There are a few points that I did not quite understand in your question; however, I am proposing a solution for your question. Check whether it will work for you.
I assume that you want to find the best-matching labels for the weather texts. If so, you can use stringsim
function from library(stringdist)
in the following way.
First Note: If you clean the \n
in your data, the result will be more accurate. So, I clean them for this example, but if you want you can keep them.
Second Note: You can change the similarity distance based on the different methods. Here I used cosine similarity, which is a relatively good starting point. If you want to see the alternative methods, please see the reference of the function:
?stringsim
The clean data is as follow:
df.word <- data.frame(
label = c("warm wet", "warm dry", "cold wet"),
synonym = c(
"hot and drizzling sunny and raining",
"sunny and clear sky dry sunny day",
"cold winds and raining snowing"
)
)
df.string <- data.frame(
day = c(1, 2, 3, 4),
weather = c(
"there would be some drizzling at dawn but we will have a hot day",
"today there are cold winds and a bit of raining or snowing at night",
"a sunny and clear sky is what we have today",
"a warm dry day"
)
)
Install the library and load it
install.packages('stringdist')
library(stringdist)
Create a n x m
matrix that contains the similarity scores for each whether text with each synonym. The rows show each whether text and the columns represent each synonym group.

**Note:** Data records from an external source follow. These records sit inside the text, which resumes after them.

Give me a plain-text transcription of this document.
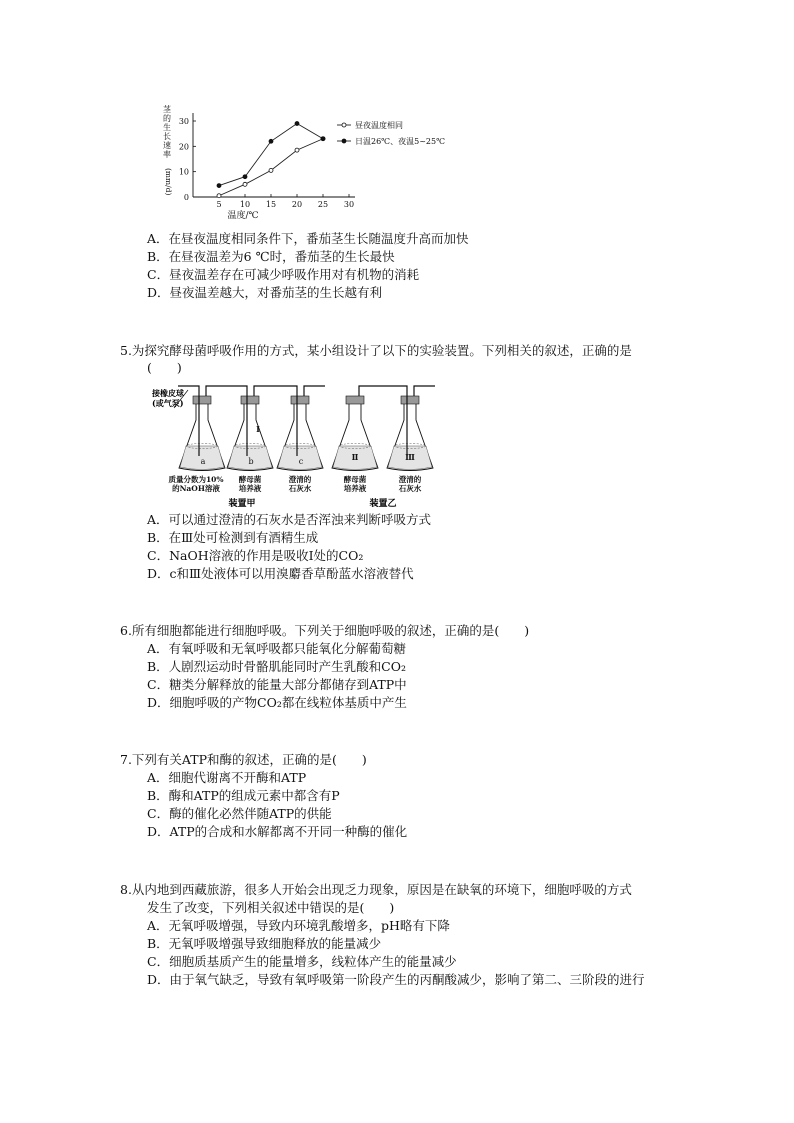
5 10 15 20 25 30
0
10
20
30
茎的生长速率
昼夜温度相同
日温26℃、夜温5~25℃
温度/℃
(mm/d)
A．在昼夜温度相同条件下，番茄茎生长随温度升高而加快
B．在昼夜温差为6 ℃时，番茄茎的生长最快
C．昼夜温差存在可减少呼吸作用对有机物的消耗
D．昼夜温差越大，对番茄茎的生长越有利
5.为探究酵母菌呼吸作用的方式，某小组设计了以下的实验装置。下列相关的叙述，正确的是
(　　)
接橡皮球
(或气泵)
a
质量分数为10%
的NaOH溶液
b
Ⅰ
酵母菌
培养液
c
澄清的
石灰水
Ⅱ
酵母菌
培养液
Ⅲ
澄清的
石灰水
装置甲	装置乙
A．可以通过澄清的石灰水是否浑浊来判断呼吸方式
B．在Ⅲ处可检测到有酒精生成
C．NaOH溶液的作用是吸收Ⅰ处的CO₂
D．c和Ⅲ处液体可以用溴麝香草酚蓝水溶液替代
6.所有细胞都能进行细胞呼吸。下列关于细胞呼吸的叙述，正确的是(　　)
A．有氧呼吸和无氧呼吸都只能氧化分解葡萄糖
B．人剧烈运动时骨骼肌能同时产生乳酸和CO₂
C．糖类分解释放的能量大部分都储存到ATP中
D．细胞呼吸的产物CO₂都在线粒体基质中产生
7.下列有关ATP和酶的叙述，正确的是(　　)
A．细胞代谢离不开酶和ATP
B．酶和ATP的组成元素中都含有P
C．酶的催化必然伴随ATP的供能
D．ATP的合成和水解都离不开同一种酶的催化
8.从内地到西藏旅游，很多人开始会出现乏力现象，原因是在缺氧的环境下，细胞呼吸的方式
发生了改变，下列相关叙述中错误的是(　　)
A．无氧呼吸增强，导致内环境乳酸增多，pH略有下降
B．无氧呼吸增强导致细胞释放的能量减少
C．细胞质基质产生的能量增多，线粒体产生的能量减少
D．由于氧气缺乏，导致有氧呼吸第一阶段产生的丙酮酸减少，影响了第二、三阶段的进行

match.scores <- sapply( ## Create a nested loop with sapply
seq_along(df.word$synonym), ## Loop for each synonym as 'i'
function(i) {
sapply(
seq_along(df.string$weather), ## Loop for each weather as 'j'
function(j) {
stringsim(df.word$synonym[i], df.string$weather[j], ## Check similarity
method = "cosine", ## Method cosine
q = 2 ## Size of the q -gram: 2
)
}
)
}
)
r$> match.scores
[,1] [,2] [,3]
[1,] 0.3657341 0.1919924 0.24629819
[2,] 0.6067799 0.2548236 0.73552828
[3,] 0.3333974 0.6300619 0.21791793
[4,] 0.1460593 0.4485426 0.03688556
Get the best matches across the rows for each whether text, find the labels with the highest matching scores, and add these labels to the data frame.
ranked.match <- apply(match.scores, 1, which.max)
df.string$extract <- df.word$label[ranked.match]
df.string
r$> df.string
day weather extract
1 1 there would be some drizzling at dawn but we will have a hot day warm wet
2 2 today there are cold winds and a bit of raining or snowing at night cold wet
3 3 a sunny and clear sky is what we have today warm dry
4 4 a warm dry day warm dry